IX

Las órdenes se esparcieron como un viento aciago sobre las selvas del Teutberg. Widukind se alejó del Grotenburg colina abajo casi al trote, hasta que los caballos pudieron galopar por el bosque. Sus fieles conocían el plan. Preparar la trampa requería atención, y el tiempo escaseaba.

Desde lo alto del anillo, antes de marcharse, Widukind había mirado las tierras eriales, que se extendían al pie de las lomas. La columna carolingia no estaba demasiado lejos, y habían escogido, como era de esperar, la ruta que más convenía a la pesadez de su maquinaria y de la cola de carros. Los árboles serían el más valioso de los aliados. La nieve, a su vez, caía con más densidad, esparciendo una suave capa sobre los bosques, y los llanos se confundían ya con el blanco dominante. El cielo, oscuro, traía vientos del norte.

Cientos de guerreros echaron manos de sus scramasax y hachas para aserrar los abetos más jóvenes. Desprovistos de sus ramas, los convirtieron en larguísimas lanzas, que según el plan debían ser empuñadas por cuatro o cinco hombres de a pie. Los jinetes eran reservados para otra clase de ataque. Los caballos, menos pesados en general que los empleados por los carolingios, estaban acostumbrados a correr por terrenos agrestes.

Durante todo ese día miles de sajones se entregaron a la tarea de preparar el asalto de los árboles, como habían terminado por bautizar a la estrategia. Una leyenda local, que procedía de los tiempos en los que el emperador de los romanos se enfrentaba a esas gentes, relataba que los árboles habían echado a caminar para ayudar a los habitantes de las colinas a expulsar a los ejércitos invasores. Siguiendo este consejo, se creía que el plan rememoraba los viejos cuentos, y arrojaba a las propias selvas sobre los intrusos. Widukind no sólo contaba con la pendiente del terreno, también con la inaccesibilidad de los ubicuos bosques y con el conocimiento de cada palmo de tierra frente a su enemigo.

Mientras tanto, y al caer la tarde, las tropas carolingias ya estaban situándose en la zona más próxima. No mediaría mucho tiempo, y lo único que nadie sabía era a qué hora se produciría el ataque. Por otro lado, los landgraves detuvieron la marcha de los francos precisamente por la inseguridad que les causaban el paisaje y la caída de la noche.

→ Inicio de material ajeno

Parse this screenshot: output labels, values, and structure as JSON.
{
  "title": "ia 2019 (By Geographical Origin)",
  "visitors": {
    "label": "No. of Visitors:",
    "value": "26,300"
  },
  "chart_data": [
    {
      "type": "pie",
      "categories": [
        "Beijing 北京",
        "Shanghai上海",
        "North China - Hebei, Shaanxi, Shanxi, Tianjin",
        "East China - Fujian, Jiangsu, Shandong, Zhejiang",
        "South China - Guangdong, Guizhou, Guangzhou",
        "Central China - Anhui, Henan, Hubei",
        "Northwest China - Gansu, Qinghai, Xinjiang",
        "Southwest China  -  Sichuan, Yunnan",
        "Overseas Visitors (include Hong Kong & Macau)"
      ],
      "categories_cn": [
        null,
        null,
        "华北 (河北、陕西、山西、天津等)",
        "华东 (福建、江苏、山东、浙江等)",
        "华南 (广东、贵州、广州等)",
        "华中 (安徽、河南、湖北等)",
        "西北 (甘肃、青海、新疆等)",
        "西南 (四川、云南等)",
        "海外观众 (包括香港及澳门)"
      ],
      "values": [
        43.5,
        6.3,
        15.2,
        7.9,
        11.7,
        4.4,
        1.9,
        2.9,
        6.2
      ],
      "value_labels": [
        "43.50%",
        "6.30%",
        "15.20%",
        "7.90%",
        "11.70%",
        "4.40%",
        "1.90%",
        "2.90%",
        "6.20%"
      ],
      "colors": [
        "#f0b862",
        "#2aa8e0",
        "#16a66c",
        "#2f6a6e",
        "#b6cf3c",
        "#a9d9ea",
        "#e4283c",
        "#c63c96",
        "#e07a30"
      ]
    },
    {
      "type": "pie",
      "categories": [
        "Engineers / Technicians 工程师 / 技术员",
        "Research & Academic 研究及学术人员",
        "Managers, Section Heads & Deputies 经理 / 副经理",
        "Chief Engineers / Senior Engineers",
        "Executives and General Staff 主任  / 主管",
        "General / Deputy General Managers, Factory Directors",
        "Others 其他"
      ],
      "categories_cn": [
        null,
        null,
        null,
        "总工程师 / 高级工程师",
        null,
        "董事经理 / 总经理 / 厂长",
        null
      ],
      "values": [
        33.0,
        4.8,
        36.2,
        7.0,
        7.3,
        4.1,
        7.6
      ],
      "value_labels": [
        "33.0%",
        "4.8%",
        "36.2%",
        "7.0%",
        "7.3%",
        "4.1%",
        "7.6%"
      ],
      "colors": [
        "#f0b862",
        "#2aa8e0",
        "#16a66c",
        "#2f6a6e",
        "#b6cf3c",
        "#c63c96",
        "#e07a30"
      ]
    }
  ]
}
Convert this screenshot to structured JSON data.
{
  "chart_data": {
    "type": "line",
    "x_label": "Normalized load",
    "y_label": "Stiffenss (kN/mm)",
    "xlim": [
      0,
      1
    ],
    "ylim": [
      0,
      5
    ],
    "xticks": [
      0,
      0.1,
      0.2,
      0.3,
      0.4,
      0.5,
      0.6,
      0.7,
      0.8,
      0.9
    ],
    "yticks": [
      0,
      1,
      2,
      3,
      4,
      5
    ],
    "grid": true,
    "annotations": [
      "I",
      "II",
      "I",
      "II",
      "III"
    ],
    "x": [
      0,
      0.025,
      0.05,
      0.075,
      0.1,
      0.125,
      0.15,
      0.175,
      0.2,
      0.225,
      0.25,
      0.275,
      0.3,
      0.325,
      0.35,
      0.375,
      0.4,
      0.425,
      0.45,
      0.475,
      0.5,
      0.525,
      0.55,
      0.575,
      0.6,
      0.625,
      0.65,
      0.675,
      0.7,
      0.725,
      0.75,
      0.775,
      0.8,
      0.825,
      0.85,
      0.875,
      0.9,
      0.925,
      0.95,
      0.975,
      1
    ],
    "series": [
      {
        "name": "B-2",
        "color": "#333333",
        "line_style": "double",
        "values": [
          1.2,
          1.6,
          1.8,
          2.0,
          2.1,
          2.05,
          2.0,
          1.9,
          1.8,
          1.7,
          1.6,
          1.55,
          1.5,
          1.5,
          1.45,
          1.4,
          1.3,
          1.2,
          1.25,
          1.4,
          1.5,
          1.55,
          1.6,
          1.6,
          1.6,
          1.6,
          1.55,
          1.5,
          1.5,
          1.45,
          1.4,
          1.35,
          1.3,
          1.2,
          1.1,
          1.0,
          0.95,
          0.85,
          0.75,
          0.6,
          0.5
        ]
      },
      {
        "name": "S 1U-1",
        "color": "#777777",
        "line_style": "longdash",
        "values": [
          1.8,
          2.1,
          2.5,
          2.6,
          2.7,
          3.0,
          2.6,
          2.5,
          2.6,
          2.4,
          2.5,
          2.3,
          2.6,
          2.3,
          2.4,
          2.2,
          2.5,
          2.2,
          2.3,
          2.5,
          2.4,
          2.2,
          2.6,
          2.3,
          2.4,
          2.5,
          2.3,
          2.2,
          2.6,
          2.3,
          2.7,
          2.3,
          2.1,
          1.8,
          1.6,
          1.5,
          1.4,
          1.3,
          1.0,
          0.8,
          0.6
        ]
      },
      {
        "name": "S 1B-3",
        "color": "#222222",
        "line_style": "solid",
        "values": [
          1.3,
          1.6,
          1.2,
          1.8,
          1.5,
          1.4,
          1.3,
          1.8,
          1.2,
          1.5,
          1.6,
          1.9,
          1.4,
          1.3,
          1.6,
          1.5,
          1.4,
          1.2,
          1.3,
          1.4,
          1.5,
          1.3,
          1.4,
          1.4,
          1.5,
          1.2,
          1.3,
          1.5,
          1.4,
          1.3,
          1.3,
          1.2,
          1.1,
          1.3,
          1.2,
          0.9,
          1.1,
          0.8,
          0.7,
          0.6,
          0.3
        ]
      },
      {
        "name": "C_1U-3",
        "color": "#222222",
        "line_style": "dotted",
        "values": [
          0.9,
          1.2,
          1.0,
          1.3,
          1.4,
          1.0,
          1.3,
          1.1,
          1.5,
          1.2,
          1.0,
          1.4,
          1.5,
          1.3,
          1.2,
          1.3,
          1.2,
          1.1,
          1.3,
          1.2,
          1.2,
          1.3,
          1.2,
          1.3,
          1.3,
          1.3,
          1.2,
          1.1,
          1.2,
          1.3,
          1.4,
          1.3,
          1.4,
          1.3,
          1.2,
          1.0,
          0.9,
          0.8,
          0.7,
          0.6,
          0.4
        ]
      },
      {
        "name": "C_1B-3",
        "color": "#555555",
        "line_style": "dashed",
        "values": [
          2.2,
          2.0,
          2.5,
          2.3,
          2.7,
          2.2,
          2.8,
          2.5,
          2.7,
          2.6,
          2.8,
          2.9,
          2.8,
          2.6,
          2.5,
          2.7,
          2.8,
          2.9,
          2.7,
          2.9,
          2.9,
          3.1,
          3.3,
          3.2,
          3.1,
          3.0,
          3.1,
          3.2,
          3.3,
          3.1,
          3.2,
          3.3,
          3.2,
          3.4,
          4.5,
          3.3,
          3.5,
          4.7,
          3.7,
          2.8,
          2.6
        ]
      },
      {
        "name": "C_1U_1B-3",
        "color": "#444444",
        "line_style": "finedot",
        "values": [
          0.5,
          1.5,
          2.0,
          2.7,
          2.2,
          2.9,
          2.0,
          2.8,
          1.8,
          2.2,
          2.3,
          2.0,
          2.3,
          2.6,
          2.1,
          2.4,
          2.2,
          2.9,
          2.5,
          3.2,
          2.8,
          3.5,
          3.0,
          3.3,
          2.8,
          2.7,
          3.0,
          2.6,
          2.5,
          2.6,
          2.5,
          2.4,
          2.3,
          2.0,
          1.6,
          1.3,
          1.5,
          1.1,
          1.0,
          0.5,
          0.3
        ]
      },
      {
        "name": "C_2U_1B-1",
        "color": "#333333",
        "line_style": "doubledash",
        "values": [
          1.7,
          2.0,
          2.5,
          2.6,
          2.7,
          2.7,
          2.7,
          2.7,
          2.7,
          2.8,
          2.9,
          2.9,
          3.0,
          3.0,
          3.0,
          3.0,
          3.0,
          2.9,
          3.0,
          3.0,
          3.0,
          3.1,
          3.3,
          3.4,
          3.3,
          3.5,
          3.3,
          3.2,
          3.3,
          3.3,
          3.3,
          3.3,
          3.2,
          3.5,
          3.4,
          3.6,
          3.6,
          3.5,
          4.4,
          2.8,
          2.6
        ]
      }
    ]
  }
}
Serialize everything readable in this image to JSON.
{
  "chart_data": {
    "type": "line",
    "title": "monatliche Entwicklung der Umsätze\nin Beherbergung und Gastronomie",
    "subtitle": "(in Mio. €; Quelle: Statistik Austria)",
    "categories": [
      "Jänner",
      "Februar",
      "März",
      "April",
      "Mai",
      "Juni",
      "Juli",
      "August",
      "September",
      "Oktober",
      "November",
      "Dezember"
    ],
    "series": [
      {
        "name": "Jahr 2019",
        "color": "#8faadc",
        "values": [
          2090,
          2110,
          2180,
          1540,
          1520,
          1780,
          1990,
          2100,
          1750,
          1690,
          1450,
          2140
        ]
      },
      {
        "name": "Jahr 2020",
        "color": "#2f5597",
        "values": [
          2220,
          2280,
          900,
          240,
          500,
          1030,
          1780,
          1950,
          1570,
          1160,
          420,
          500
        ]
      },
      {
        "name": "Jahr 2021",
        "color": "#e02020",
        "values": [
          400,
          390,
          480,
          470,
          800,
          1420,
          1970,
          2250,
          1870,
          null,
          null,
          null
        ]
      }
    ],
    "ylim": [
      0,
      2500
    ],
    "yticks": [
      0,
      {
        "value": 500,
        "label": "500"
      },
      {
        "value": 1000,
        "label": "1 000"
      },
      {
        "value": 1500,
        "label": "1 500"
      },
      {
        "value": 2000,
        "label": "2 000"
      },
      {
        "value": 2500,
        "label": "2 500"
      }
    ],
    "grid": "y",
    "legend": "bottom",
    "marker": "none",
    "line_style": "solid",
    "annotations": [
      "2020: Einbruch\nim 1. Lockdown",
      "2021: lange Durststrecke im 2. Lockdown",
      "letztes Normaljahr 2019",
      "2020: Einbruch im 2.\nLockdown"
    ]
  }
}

Widukind volvía al campamento, junto a la fuente. El fuego rompió entre los árboles y descubrió la elaboración de la cena. Un gran jabalí, despellejado, rotaba sobre cristalinas brasas. Detrás otro ardor servía para calentar marmitas. Tenía las manos encallecidas a causa de las riendas y de las muchas horas controlando los preparativos. Sin embargo, reconoció la negra figura, apartada de aquellos cazadores, del hombre de las sombras. Por un momento quiso creer que era Angus de Metz, su maestro y amigo, pero la gran capucha y la larga espada que colgaba sobre su cinto no dejaba lugar a dudas. Los clérigos de Remigio se personaban para buscarlo.

Willehar miró a Widukind y éste le respondió con un gesto, pues sabía de antemano de qué se trataba.

Se aproximó por detrás a la negra silueta, que meditaba frente a las llamas, y le habló por la espalda.

—Os saludo, hombre de las sombras.

La capucha se volvió lentamente.

—Saludos de Remigio, oh, Widukind —contestó una voz carrasposa y lastimera.

El duque se sentó junto a él. El clérigo de la pobreza permaneció en el mismo sitio, y no le mostró todo su rostro.

—Os traigo un mensaje… de él.

Widukind esperó. Quería ver su semblante; sin embargo, éste se ocultaba bajo los pliegues de la gran capucha.

—Hablad.

Los brazos del interpelado seguían cruzados bajo los negros hábitos. Widukind se fijó en el cinto que los atrapaba.

El duque, pensativo, se inclinó hacia el fuego con la excusa de tomar un poco de aquel bebedizo con el que los curanderos recomendaban acompañar las comidas. Uno de ellos, que no dejaba de escrutar la capucha del clérigo, tendió a Widukind un cuenco humeante. Sin embargo, lo que el sajón deseaba era aproximarse al fuego, que estaba a un nivel algo más bajo y poder mirar a los ojos del monje. Entonces extendió el brazo con el que había tomado el cuenco y se lo ofreció. Se dio cuenta de que aquél vaciló un momento, y tardó más de lo que él habría esperado en tomarlo, lo que hizo sólo con la mano derecha. Por detrás una antorcha, sostenida en lo alto, avanzaba hacia ellos.